ER doctor Tom Robey told us he is hyper-aware of the message his uniform sends in and out of work:

In few professions do such highly trained and compensated people regularly interact with the most vulnerable, disaffected and down-trodden individuals in our society.  Most ER docs wear scrubs, and I don’t wear a white coat because there’s already enough hierarchy built into the system.

Once I leave the hospital, my scrubs elevate into a status marker. So when I drive home, I ditch the clinical garb in favor of ratty jeans or workout clothes.  I’d rather not signal that I’m a physician. I guess my scrubs would be a good credential if someone was hurt. But they don’t invite conversations about play dates or home improvement projects.

Finally, listener Lena Delucia from Pennsylvania is adjusting to a new workplace with her old spending habits.

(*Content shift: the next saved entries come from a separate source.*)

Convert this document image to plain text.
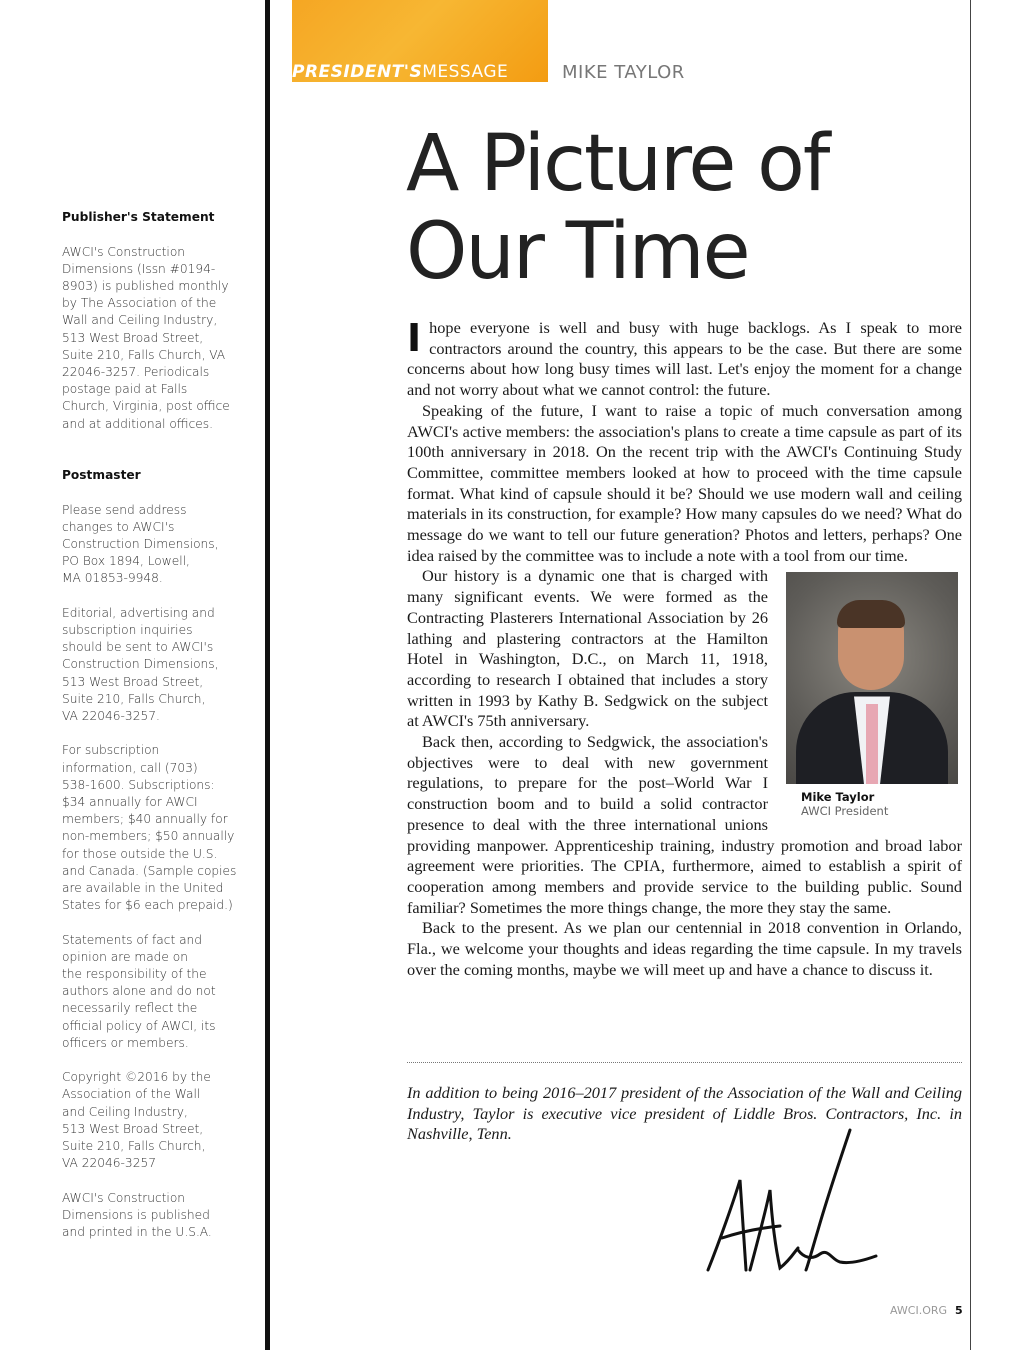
Publisher's Statement

AWCI's Construction
Dimensions (Issn #0194-
8903) is published monthly
by The Association of the
Wall and Ceiling Industry,
513 West Broad Street,
Suite 210, Falls Church, VA
22046-3257. Periodicals
postage paid at Falls
Church, Virginia, post office
and at additional offices.

Postmaster

Please send address
changes to AWCI's
Construction Dimensions,
PO Box 1894, Lowell,
MA 01853-9948.

Editorial, advertising and
subscription inquiries
should be sent to AWCI's
Construction Dimensions,
513 West Broad Street,
Suite 210, Falls Church,
VA 22046-3257.
For subscription
information, call (703)
538-1600. Subscriptions:
$34 annually for AWCI
members; $40 annually for
non-members; $50 annually
for those outside the U.S.
and Canada. (Sample copies
are available in the United
States for $6 each prepaid.)
Statements of fact and
opinion are made on
the responsibility of the
authors alone and do not
necessarily reflect the
official policy of AWCI, its
officers or members.
Copyright ©2016 by the
Association of the Wall
and Ceiling Industry,
513 West Broad Street,
Suite 210, Falls Church,
VA 22046-3257
AWCI's Construction
Dimensions is published
and printed in the U.S.A.
PRESIDENT'SMESSAGE	MIKE TAYLOR
A Picture of
Our Time

Ihope everyone is well and busy with huge backlogs. As I speak to more contractors around the country, this appears to be the case. But there are some concerns about how long busy times will last. Let's enjoy the moment for a change and not worry about what we cannot control: the future.

Speaking of the future, I want to raise a topic of much conversation among AWCI's active members: the association's plans to create a time capsule as part of its 100th anniversary in 2018. On the recent trip with the AWCI's Continuing Study Committee, committee members looked at how to proceed with the time capsule format. What kind of capsule should it be? Should we use modern wall and ceiling materials in its construction, for example? How many capsules do we need? What do message do we want to tell our future generation? Photos and letters, perhaps? One idea raised by the committee was to include a note with a tool from our time.

Mike Taylor
AWCI President
Our history is a dynamic one that is charged with many significant events. We were formed as the Contracting Plasterers International Association by 26 lathing and plastering contractors at the Hamilton Hotel in Washington, D.C., on March 11, 1918, according to research I obtained that includes a story written in 1993 by Kathy B. Sedgwick on the subject at AWCI's 75th anniversary.

Back then, according to Sedgwick, the association's objectives were to deal with new government regulations, to prepare for the post–World War I construction boom and to build a solid contractor presence to deal with the three international unions providing manpower. Apprenticeship training, industry promotion and broad labor agreement were priorities. The CPIA, furthermore, aimed to establish a spirit of cooperation among members and provide service to the building public. Sound familiar? Sometimes the more things change, the more they stay the same.

Back to the present. As we plan our centennial in 2018 convention in Orlando, Fla., we welcome your thoughts and ideas regarding the time capsule. In my travels over the coming months, maybe we will meet up and have a chance to discuss it.

In addition to being 2016–2017 president of the Association of the Wall and Ceiling Industry, Taylor is executive vice president of Liddle Bros. Contractors, Inc. in Nashville, Tenn.
AWCI.ORG 5
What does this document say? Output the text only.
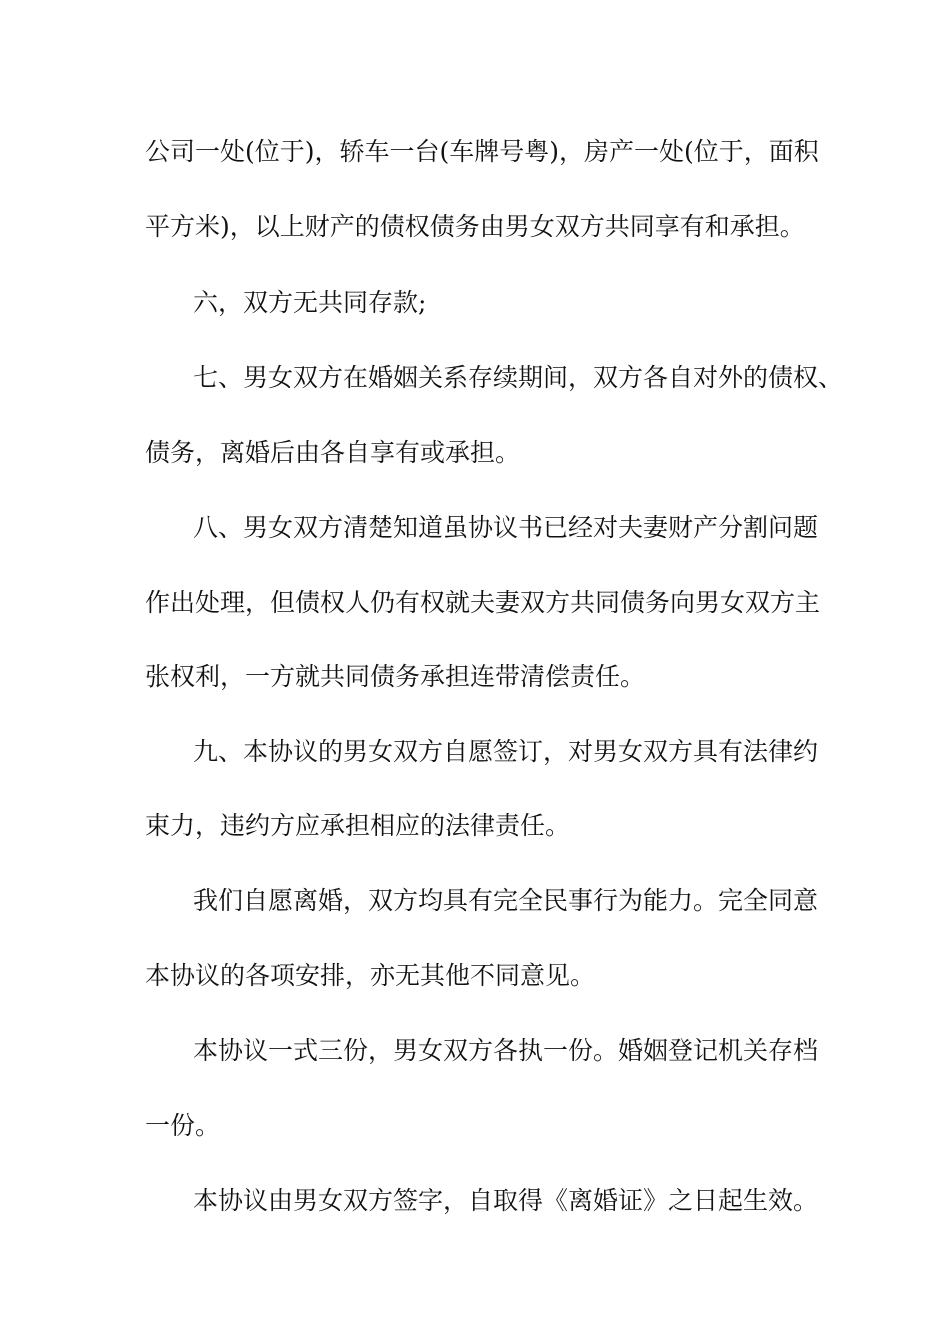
公司一处(位于)，轿车一台(车牌号粤)，房产一处(位于，面积
平方米)，以上财产的债权债务由男女双方共同享有和承担。
六，双方无共同存款;
七、男女双方在婚姻关系存续期间，双方各自对外的债权、
债务，离婚后由各自享有或承担。
八、男女双方清楚知道虽协议书已经对夫妻财产分割问题
作出处理，但债权人仍有权就夫妻双方共同债务向男女双方主
张权利，一方就共同债务承担连带清偿责任。
九、本协议的男女双方自愿签订，对男女双方具有法律约
束力，违约方应承担相应的法律责任。
我们自愿离婚，双方均具有完全民事行为能力。完全同意
本协议的各项安排，亦无其他不同意见。
本协议一式三份，男女双方各执一份。婚姻登记机关存档
一份。
本协议由男女双方签字，自取得《离婚证》之日起生效。
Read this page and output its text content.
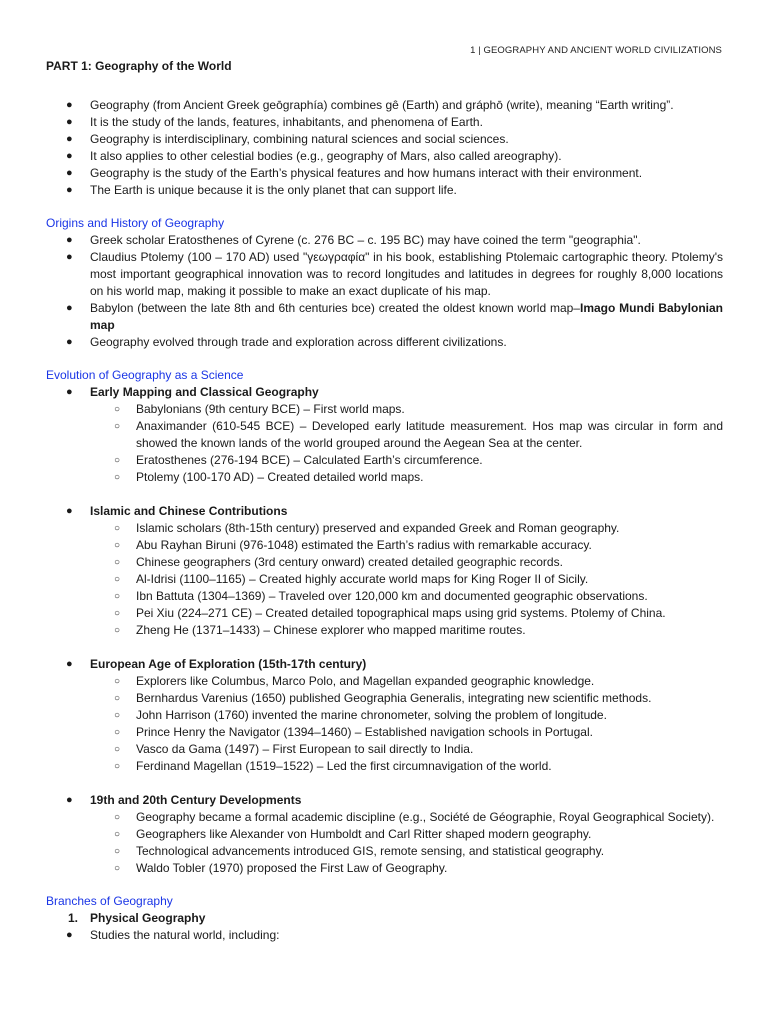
1 | GEOGRAPHY AND ANCIENT WORLD CIVILIZATIONS
PART 1: Geography of the World
● Geography (from Ancient Greek geōgraphía) combines gê (Earth) and gráphō (write), meaning “Earth writing”.
● It is the study of the lands, features, inhabitants, and phenomena of Earth.
● Geography is interdisciplinary, combining natural sciences and social sciences.
● It also applies to other celestial bodies (e.g., geography of Mars, also called areography).
● Geography is the study of the Earth’s physical features and how humans interact with their environment.
● The Earth is unique because it is the only planet that can support life.
Origins and History of Geography
● Greek scholar Eratosthenes of Cyrene (c. 276 BC – c. 195 BC) may have coined the term "geographia".
● Claudius Ptolemy (100 – 170 AD) used "γεωγραφία" in his book, establishing Ptolemaic cartographic theory. Ptolemy's most important geographical innovation was to record longitudes and latitudes in degrees for roughly 8,000 locations on his world map, making it possible to make an exact duplicate of his map.
● Babylon (between the late 8th and 6th centuries bce) created the oldest known world map–Imago Mundi Babylonian map
● Geography evolved through trade and exploration across different civilizations.
Evolution of Geography as a Science
● Early Mapping and Classical Geography
○ Babylonians (9th century BCE) – First world maps.
○ Anaximander (610-545 BCE) – Developed early latitude measurement. Hos map was circular in form and showed the known lands of the world grouped around the Aegean Sea at the center.
○ Eratosthenes (276-194 BCE) – Calculated Earth’s circumference.
○ Ptolemy (100-170 AD) – Created detailed world maps.
● Islamic and Chinese Contributions
○ Islamic scholars (8th-15th century) preserved and expanded Greek and Roman geography.
○ Abu Rayhan Biruni (976-1048) estimated the Earth’s radius with remarkable accuracy.
○ Chinese geographers (3rd century onward) created detailed geographic records.
○ Al-Idrisi (1100–1165) – Created highly accurate world maps for King Roger II of Sicily.
○ Ibn Battuta (1304–1369) – Traveled over 120,000 km and documented geographic observations.
○ Pei Xiu (224–271 CE) – Created detailed topographical maps using grid systems. Ptolemy of China.
○ Zheng He (1371–1433) – Chinese explorer who mapped maritime routes.
● European Age of Exploration (15th-17th century)
○ Explorers like Columbus, Marco Polo, and Magellan expanded geographic knowledge.
○ Bernhardus Varenius (1650) published Geographia Generalis, integrating new scientific methods.
○ John Harrison (1760) invented the marine chronometer, solving the problem of longitude.
○ Prince Henry the Navigator (1394–1460) – Established navigation schools in Portugal.
○ Vasco da Gama (1497) – First European to sail directly to India.
○ Ferdinand Magellan (1519–1522) – Led the first circumnavigation of the world.
● 19th and 20th Century Developments
○ Geography became a formal academic discipline (e.g., Société de Géographie, Royal Geographical Society).
○ Geographers like Alexander von Humboldt and Carl Ritter shaped modern geography.
○ Technological advancements introduced GIS, remote sensing, and statistical geography.
○ Waldo Tobler (1970) proposed the First Law of Geography.
Branches of Geography
1. Physical Geography
● Studies the natural world, including:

I grew up in a family of frugal spenders. Now, I’m in my late 20s, and I’m working a job where most of my immediate co-workers make between $60 to $100k, but coming from a family where we never flaunted money, I often feel that I don’t really fit in most of my spheres of life. For example, when I see someone with expensive yoga pants and you know I get mine for $10 at Plato’s Closet, or when my co-workers have fancy manicures every week, while I’ve only had two in my entire life … that’s when I feel uncomfortable. I guess I’m still figuring it out.